Many students at Northside express similar hopes and desires to stand up for what they believe. However, as the minimum voting age is 18, the majority of the school has no direct say in elections to determine their representatives. That is why Sophie Lee, Adv. 804, one of the organizers of the walkout, sought to express the seriousness of the situation to lawmakers both in Chicago and on Capitol Hill. Lee, a member of the Chicago Student Union club at Northside, run by Sam Tweedy, Adv. 810, shares that “gun control is an issue that, I think, we all cared about and we thought it would be a good idea to have one [a walkout] at Northside.” She admits that initially, the club was unsure how many people would participate, but were very pleased with the high number of students who decided to walk out. However, other schools, whether it be from personal beliefs or fear of consequence, did not have the same turnout. At Northside, the administration was supportive of the peaceful protest and ensured that students who joined would not be reprimanded for doing so. Students at other schools were not as fortunate. Across the nation, many protesters received detentions and their records were tarnished. 

Social media has also been a tremendous catalyst for change, as both a campaigning platform and as a way to learn more about different issues. In a generation more connected than any other, what happens to one teenager indirectly affects another. Despite being potentially harmful, this intricate web of interconnectedness magnifies the impact protesters and activists have on changing the agenda of politicians and making sure democracy is preserved. 

Lee knows that when the Class of 2018 graduates, students at Northside will continue to stay involved by campaigning, protesting, and organizing.

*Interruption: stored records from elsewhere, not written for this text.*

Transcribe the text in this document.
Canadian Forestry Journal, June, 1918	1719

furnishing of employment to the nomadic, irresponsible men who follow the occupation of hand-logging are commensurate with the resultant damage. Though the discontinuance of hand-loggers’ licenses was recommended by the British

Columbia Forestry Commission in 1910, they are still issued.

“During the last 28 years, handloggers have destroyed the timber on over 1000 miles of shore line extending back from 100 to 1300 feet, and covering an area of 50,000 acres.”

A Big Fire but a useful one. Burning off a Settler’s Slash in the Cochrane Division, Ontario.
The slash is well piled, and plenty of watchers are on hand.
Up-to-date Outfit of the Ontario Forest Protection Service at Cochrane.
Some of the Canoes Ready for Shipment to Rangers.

She hopes that because so many people have shown interest in getting involved in politics and decisions that affect them, those who are unsure of how they want to express their ideas will be inspired to stand up for what they believe in. 

However, this walkout, albeit large-scale and very impactful, will not transform the politics and legislation that has been engraved into the country since its inception. Lee agrees, admitting, “I definitely think that this is not going to change everything and I think that is one of the major criticisms with walkouts and these really small protests… but even though we are just one school… kids all over the country walked out and there are also going to be marches on the 24th… it [gun control] is definitely gaining momentum right now, [and] I think change is going to happen.” Lee’s optimistic attitude is something the young adults and teens of today share. Still, it is important to acknowledge that, like other divisive issues, there are many sides to this national debate. Regardless of their beliefs, Lee encourages anyone who is “interested in activism to take that leap [because]... if we want anything to change, it is definitely going to be because the majority of people in our country want it.” 

This large-scale protest marks a tangible start to the movement to end gun violence and stop mass shootings. For those interested in campaigning further, there will be a March for Our Lives protest on Saturday, March 24, in major cities across the nation; the protest in Chicago will start at 11:00 a.m. at Union Park. More information can be found on the website: event.marchforourlives.com. 

Regardless of one’s position on gun control, the voices of teenagers must be heard. The future of the United States is not in the hands of baby-boomer politicians, but in the hands of millenials.